Yes, I am very aware that my last blog post was in August. Whoops! Stuff happened and then new school happened and then A levels happened and this is the first evening so far that don't have mountains of homework that requires immediate attention. Hopefully, I will be able to get back into blogging a bit more now that I am able to manage work better. Fingers crossed! But I haven't been able to do a lot of leisurely reading recently as all my reading time has been taken up with school reading (and there is a LOT!) But enough excuses!
Anyway, today, I just wanted to discuss an idea that someone mentioned to me at school a couple of days ago. It was that you can never completely know your mother tongue, whatever that may be. For me, that is English.
Of course, when you meet someone that says that they are bilingual, you immediately assume, as correctly defined in a dictionary, that they can speak two languages fluently. But to what extent do you understand the word 'fluent'? Does it mean that they understand and know and use all the language? And isn't it interesting how we assume that it does, when, defined straight from the dictionary, it only means a high level of accuracy in the speaking, writing, reading and listening of a language.
I study French and Spanish at A level and I hope, by the end of the two years, that I will reach a suitable standard in order to converse with natives of different countries in their own language with relative ease. But I will never speak all of the language, no matter how much I study, and in the same way, despite saying that English is my mother tongue, I don't know all of the English language and I never will, no matter how much I study it. This is because there are certain areas in the English language, be them colloquial or intellectual that I will never study and never be able to study in enough detail in order to give me the right to say that I speak all of the English language. I have given up all sciences and so there will be science terminology that I will never learn , that I will never need to know but that are part of the English language.

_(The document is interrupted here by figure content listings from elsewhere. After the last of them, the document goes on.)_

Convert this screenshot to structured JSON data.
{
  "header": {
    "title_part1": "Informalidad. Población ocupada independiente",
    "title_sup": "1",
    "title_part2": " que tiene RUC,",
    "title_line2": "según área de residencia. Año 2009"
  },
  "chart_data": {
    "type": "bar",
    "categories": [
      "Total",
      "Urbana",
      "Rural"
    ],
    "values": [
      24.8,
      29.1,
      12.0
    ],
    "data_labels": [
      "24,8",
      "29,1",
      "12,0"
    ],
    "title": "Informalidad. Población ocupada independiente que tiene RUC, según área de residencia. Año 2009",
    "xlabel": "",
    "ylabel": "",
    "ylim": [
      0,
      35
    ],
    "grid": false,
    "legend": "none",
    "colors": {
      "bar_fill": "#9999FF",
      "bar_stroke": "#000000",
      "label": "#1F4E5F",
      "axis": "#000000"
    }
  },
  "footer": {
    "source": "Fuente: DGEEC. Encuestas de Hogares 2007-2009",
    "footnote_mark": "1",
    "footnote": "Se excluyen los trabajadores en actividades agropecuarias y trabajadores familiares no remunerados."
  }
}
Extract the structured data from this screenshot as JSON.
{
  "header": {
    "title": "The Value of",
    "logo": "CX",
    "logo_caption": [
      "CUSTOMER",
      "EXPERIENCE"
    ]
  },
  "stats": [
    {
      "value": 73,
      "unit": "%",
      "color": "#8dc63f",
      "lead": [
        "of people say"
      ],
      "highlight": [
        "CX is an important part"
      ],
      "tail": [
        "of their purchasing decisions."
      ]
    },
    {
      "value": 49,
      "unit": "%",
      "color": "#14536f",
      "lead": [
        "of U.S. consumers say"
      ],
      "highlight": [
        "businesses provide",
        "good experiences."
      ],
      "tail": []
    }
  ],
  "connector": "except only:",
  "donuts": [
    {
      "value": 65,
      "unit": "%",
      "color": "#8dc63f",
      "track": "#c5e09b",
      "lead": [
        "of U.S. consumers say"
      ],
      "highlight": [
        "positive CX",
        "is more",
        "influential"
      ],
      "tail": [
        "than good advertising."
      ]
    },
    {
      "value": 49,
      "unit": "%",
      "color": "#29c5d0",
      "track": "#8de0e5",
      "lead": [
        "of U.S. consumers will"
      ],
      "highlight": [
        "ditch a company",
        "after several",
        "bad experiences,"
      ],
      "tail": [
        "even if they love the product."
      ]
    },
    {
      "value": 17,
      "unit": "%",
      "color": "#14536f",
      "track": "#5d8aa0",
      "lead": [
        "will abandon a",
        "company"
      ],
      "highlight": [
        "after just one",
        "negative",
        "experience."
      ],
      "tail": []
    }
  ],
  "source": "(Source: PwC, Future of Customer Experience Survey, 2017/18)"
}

Also, it is very easy to say, 'Well, just study English everyday, all day, until you learn the whole thing; study the dictionary.' But language changes with culture and with generations. Already, as an obvious example, the word 'gay' has a different meaning to the meaning it had a while ago. So, while I might feel that I need to spend all day every day studying the English dictionary of 2015, by 2016, it will have changed and my knowledge will be incomplete again. I suppose another point is that language defines culture and vice versa. When humans had only mastered limited distinguishable sounds, their culture was something completely different. So, in order to know all the language, you must learn all of the culture and that as well is impossible.
Okay, that's all. Just a little thought that I wanted to share. It interested me a lot.